元春心头隐隐有种预感,脸色就有些变化,道:“娘您说。”
王夫人柔声道:“你呢,打小就懂事,从来就没让我费心,这一晃眼也是大姑娘了,现在从宫里也回来了不少日子,我寻思着,终身之事也需尽早儿定下来了。”
想了想,终究觉得不能再对元春放任自流。
元春蹙了蹙眉,道:“娘,这几天舅舅那边儿还没停当,我的事先放一放吧。”
王夫人道:“原也没说现在,就是提前和你透个气儿,等过了这个年,就让你父亲还有你大伯,在京中拣选着那等出身好、人品好的人家。”
元春迟疑道:“娘,是不是太仓促了?”
王夫人叹道:“大丫头啊,你过了这个年,就奔二十去了,不好再拖了。

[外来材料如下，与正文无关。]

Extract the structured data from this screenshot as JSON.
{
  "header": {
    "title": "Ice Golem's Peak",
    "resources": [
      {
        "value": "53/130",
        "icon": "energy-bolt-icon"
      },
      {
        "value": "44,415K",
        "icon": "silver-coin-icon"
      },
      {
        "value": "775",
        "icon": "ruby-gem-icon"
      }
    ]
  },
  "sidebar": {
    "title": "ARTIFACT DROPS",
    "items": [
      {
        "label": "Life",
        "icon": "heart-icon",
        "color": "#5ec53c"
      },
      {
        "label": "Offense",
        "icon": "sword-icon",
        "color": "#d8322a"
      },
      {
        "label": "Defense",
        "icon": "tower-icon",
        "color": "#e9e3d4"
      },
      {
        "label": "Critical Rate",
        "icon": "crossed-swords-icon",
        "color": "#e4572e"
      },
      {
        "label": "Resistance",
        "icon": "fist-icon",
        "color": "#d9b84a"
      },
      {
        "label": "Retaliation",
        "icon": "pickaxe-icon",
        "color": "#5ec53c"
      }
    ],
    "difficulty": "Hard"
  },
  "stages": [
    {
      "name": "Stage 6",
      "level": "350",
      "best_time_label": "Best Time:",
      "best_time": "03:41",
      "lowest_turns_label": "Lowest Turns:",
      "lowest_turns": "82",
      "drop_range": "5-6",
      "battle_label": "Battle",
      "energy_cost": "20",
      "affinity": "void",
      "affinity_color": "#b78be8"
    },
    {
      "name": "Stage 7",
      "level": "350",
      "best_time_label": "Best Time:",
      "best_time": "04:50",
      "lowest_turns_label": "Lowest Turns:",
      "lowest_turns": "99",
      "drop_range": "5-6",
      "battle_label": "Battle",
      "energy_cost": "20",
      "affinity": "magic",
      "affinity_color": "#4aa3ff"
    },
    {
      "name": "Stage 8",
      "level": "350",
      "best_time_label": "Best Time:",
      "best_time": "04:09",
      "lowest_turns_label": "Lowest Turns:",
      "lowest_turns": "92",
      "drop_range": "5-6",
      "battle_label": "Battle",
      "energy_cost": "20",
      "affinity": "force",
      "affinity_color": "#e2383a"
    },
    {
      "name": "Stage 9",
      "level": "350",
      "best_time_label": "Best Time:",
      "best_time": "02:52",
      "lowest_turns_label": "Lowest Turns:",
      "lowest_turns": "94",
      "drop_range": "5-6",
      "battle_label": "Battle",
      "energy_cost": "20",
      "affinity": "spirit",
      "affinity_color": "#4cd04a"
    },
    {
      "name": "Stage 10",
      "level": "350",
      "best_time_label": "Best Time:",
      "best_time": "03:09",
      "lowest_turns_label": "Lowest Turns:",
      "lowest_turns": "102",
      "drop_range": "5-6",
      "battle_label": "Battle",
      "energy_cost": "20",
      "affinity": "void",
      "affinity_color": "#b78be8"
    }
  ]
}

”
元春丰润玉容微顿,“娘,我的婚事,珩弟不是说过要……”
王夫人冷哼一声,道:“父母之命,媒妁之言,我还在呢,怎么还能让旁人操心了去?”
元春柔声道:“珩弟终究是族长,我原也是他从宫里带出来的。”
王夫人一听这话,又是被唤起了不快记忆,脸色刷地冷了下来。
或者说,王夫人在外人面前尚要维持她慈和的面目,但在自家大女儿面前,就要显露出一些真实想法。
“你真以为他好心?”
元春心头咯噔一下,问道:“娘这是何意?”
王夫人面色澹漠,道:“他现在管着族里,愈发势大,就连老太太都敬他三分,他当初急着将你从宫里带出来,无非是担心你征得鸾凤之瑞,盖了他的风头去。”
元春闻言,默然不语。
自不是默认这说法,而是想起了先前贾珩所言,不要争执,以防母女之间生了芥蒂。
见元春沉默,王夫人却会错了意,以为自家女儿听了进去。
可以说,贾珩将元春从宫里带出来,才是王夫人的最大心结。
先前碍于元春在宫里苦熬,不好直说,否则,倒像是她为了富贵,不顾女儿似的。
如今索性将心里的憋屈,趁机道了个痛快。
“大丫头,为娘知道你在宫里这么多年吃了不少苦,可为娘何尝不苦?你是从为娘身上掉下来的肉啊。”王夫人说着,也有几分动情,说道:“可我懂还不是想让你一辈子过得风光、体面?但现在旁人一搅合,你这些年的苦,不是白吃了吗?”
元春轻轻叹了一口气,道:“娘,宫里没有你想的那般容易的,皇后娘娘主六宫诸事,若无她允准,谁不安分,妄作奢想,反而为自己和族里带来祸端。”
在宫里,这些年,她也见过不少宫女试图攀龙附凤,但最终下场都不太好。
虽她为公侯之女,但内外隔绝,后宫内的阴私鬼蜮,忌惮有限。
王夫人又道:“你大伯不是往六宫都太监那里使了不少银子,许这一二年,就可听到喜信了。”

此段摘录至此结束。